According to Marcellus (in Shakespeare's Hamlet), something is rotten in Denmark. Maybe. But to me it seems like the smell is coming from Washington, DC.

According to current news reports, the President has warned Republicans that they need to quit listening to talk-show host Rush Limbaugh "if they want to get things done". Now that can be spun into several different garments, but I hate to hear that kind of rhetoric at a time when some Democrats in Congress are speaking of reviving the so-called "Fairness Doctrine". Last year, then candidate Barack Obama's press secretary wrote that the Senator "does not support re-imposing the Fairness Doctrine." I suppose time will tell.

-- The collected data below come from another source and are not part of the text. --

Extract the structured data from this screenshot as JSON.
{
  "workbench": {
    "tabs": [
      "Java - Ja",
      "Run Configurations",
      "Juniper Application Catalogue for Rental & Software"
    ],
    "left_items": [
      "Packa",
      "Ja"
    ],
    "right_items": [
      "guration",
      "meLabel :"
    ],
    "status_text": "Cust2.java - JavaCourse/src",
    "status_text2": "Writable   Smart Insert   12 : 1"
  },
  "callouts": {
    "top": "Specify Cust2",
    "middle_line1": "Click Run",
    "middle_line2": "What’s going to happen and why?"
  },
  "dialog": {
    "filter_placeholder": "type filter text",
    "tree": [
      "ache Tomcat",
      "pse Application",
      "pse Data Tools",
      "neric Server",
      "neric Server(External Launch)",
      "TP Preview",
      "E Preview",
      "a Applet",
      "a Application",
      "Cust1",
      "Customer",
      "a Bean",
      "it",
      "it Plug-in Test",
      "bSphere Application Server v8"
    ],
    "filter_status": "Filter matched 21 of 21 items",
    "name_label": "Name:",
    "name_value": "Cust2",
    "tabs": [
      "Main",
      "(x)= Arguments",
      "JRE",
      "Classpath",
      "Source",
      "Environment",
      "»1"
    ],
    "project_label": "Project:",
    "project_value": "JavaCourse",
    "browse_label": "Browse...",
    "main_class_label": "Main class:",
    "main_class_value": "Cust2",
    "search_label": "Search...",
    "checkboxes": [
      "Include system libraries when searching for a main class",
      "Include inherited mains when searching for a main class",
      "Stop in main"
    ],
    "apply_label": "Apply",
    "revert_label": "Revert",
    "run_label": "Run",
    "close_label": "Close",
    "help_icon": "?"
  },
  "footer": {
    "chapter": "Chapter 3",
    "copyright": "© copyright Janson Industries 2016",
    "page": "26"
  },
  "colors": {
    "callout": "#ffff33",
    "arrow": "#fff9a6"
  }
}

Under the "fairness doctrine" the FCC required broadcasters to present "controversial issues of public importance" in a fair and balanced manner. Who could complain about that? Free speech advocates, that's who! Broadcasters were required to provide time for opposing viewpoints. In practice, for example, a Christian radio station, existing expressly to provide information and inspiration from a Christian viewpoint might be required to give time to an anti-Christian viewpoint on "controversial issues of public importance". More likely, in practical terms, if push comes to shove this will result in stations avoiding the requirements to broadcast specific opposing views by nixing both sides.

The concern, at least on one side, is demonstrated in Steve Rendall's article The Fairness Doctrine: How We Lost it, and Why We Need it Back. "Hidden" near the bottom is what I believe is the true "problem" (fear). Rendall writes, "The most extreme change has been in the immense volume of unanswered conservative opinion heard on the airwaves, especially on talk radio. Nationally, virtually all of the leading political talkshow hosts are right-wingers...The same goes for local talkshows." Too bad the average talk-show listener, for whatever reason, prefers to listen to the conservatives. Let's be "fair" and put some talkers on the air whom listeners don't want to listen to! Again, the practical effect will not be the hearing of both sides, but the muting of both sides. But I am sure that will pass the test for the proponents of the (un)fairness doctrine.

And finally, seemingly unrelated, what's up with the continual blaring of and barking about the TV digital converter box change? It seems one can't turn on the TV without a politician or someone else in a commercial warning of the change from analogue to digital, or else something scrolling across the TV about it. Supposedly by February 17 of this year, all television stations will broadcast in digital only -- though Democrats in the Senate have introduced a bill to delay the transition from February to June. Who cares? Oh, but "the elderly and the rural poor" will be without a converter box and unable to receive any TV broadcasting. Senator Jay Rockefeller says, "We risk leaving those who are most reliant on over-the-air broadcast television for their information literally in the dark." If they are left in the dark, perhaps they want to be. It won't be because they haven't seen the change mentioned on their TV's. (Perhaps they're not watching them.)

I'm a generally trusting sort of guy, but have become quite cynical when it comes to our Federal government. What are you guys doing? Why are you so concerned? Are you putting something in that little box? Shades of 1984? If you're really all that concerned, why not buy some converter boxes, throw them in the back of your limo, and start bringing them around to us? Oh, never mind. Just stay away from us and leave us alone. If you could just do that, we'd appreciate it.